KAJIAN RUTIN BULUGHUL
عَنْ أَبِي هُرَيْرَةَ - رَضِيَ اللَّهُ عَنْهُ - قَالَ: «كَانَ رَسُولُ اللَّهِ - صَلَّى اللَّهُ عَلَيْهِ وَسَلَّمَ - إذَا كَبَّرَ لِلصَّلَاةِ سَكَتَ هُنَيْهَةً، قَبْلَ أَنْ يَقْرَأَ، فَسَأَلْته، فَقَالَ: أَقُولُ: اللَّهُمَّ بَاعِدْ بَيْنِي وَبَيْنَ خَطَايَايَ كَمَا بَاعَدْت بَيْنَ الْمَشْرِقِ وَالْمَغْرِبِ، اللَّهُمَّ نَقِّنِي مِنْ خَطَايَايَ كَمَا يُنَقَّى الثَّوْبُ الْأَبْيَضُ مِنْ الدَّنَسِ، اللَّهُمَّ اغْسِلْنِي مِنْ خَطَايَايَ بِالْمَاءِ وَالثَّلْجِ وَالْبَرَدِ» مُتَّفَقٌ عَلَيْهِ
Dari Abu Hurairah RA, “Jika Rasulullah SAW telah membaca takbir, beliau diam sejenak sebelum membaca ayat Al Qur'an, kemudian aku bertanya kepadanya, maka beliau bersabda, “saya membaca, ‘Ya, Allah, jauhkanlah antara aku dan kesalahanku sebagaimana Engkau menjauhkan jarak antara timur dan barat.
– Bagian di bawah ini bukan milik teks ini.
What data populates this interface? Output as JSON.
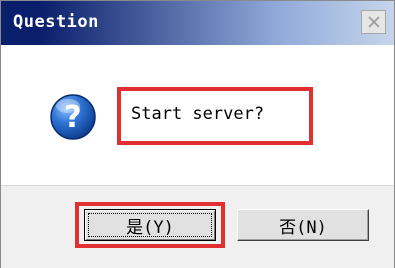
{
  "dialog": {
    "title": "Question",
    "close_icon": "close-icon",
    "icon": "question-icon",
    "message": "Start server?",
    "buttons": {
      "yes_label": "是(Y)",
      "no_label": "否(N)"
    }
  },
  "colors": {
    "titlebar_start": "#0a1f6b",
    "titlebar_end": "#c6d5ec",
    "highlight": "#e03030",
    "icon_blue": "#1f5fbf"
  }
}
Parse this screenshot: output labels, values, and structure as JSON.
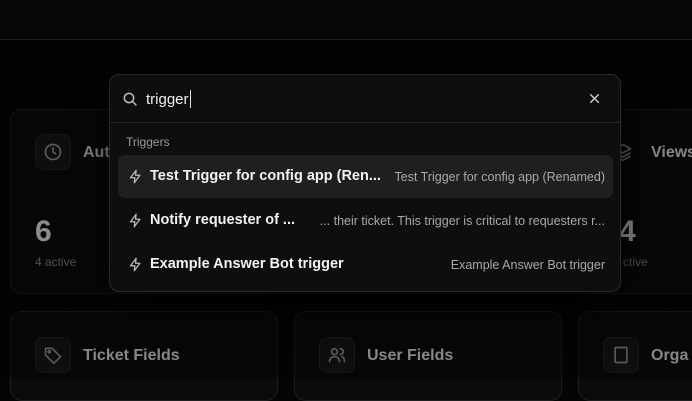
{
  "background": {
    "cards_row1": [
      {
        "title": "Aut",
        "value": "6",
        "sub": "4 active",
        "icon": "clock-icon"
      },
      {
        "title": "Views",
        "value": "4",
        "sub": "ctive",
        "icon": "layers-icon"
      }
    ],
    "cards_row2": [
      {
        "title": "Ticket Fields",
        "icon": "tag-icon"
      },
      {
        "title": "User Fields",
        "icon": "users-icon"
      },
      {
        "title": "Orga",
        "icon": "building-icon"
      }
    ]
  },
  "search": {
    "query": "trigger",
    "placeholder": ""
  },
  "results_group": {
    "label": "Triggers",
    "items": [
      {
        "title": "Test Trigger for config app (Ren...",
        "desc": "Test Trigger for config app (Renamed)",
        "icon": "lightning-icon",
        "active": true
      },
      {
        "title": "Notify requester of ...",
        "desc": "... their ticket. This trigger is critical to requesters r...",
        "icon": "lightning-icon",
        "active": false
      },
      {
        "title": "Example Answer Bot trigger",
        "desc": "Example Answer Bot trigger",
        "icon": "lightning-icon",
        "active": false
      }
    ]
  },
  "colors": {
    "background": "#050505",
    "palette_bg": "#0e0e0e",
    "active_row": "#1f1f1f"
  }
}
Ya Allah, bersihkanlah diriku dari kesalahanku sebagaimana pakaian putih dibersihkan dari kotoran. Ya Allah, mandikanlah diriku dari kesalahanku dengan air, salju dan embun.”[Al Bukhari 744 dan Muslim 598]
Dari Abu Hurairah RA, dia berkata: Rasulullah SAW bila telah takbir untuk melaksanakan shalat, beliau diam sejenak sebelum membaca. Lalu aku bertanya kepada beliau, beliau pun menjawab, 'Aku membaca, 'Ya Allah, jauhkanlah antara aku dan kesalahan-kesalahanku, sebagaimana Engkau telah menjauhkan antara timur dan barat. Ya Allah, bersihkanlah aku dari kesalahan kesalahanku, sebagaimana baju putih yang dibersihkan dari kotoran. Ya Allah, basuhlah aku dari kesalahan-kesalahan dengan air, es dan embun." (HR. Muttafaq 'Alaih) *)
Kosakata Hadits
Hunaihah. Disebutkan di dalam Al Qamus, Al Hinwu dengan kasrah pada ha'artinya waktu. Adapun Hunaihah adalah bentuk tashgir dari haniyah, maksudnya adalah diam sejenak.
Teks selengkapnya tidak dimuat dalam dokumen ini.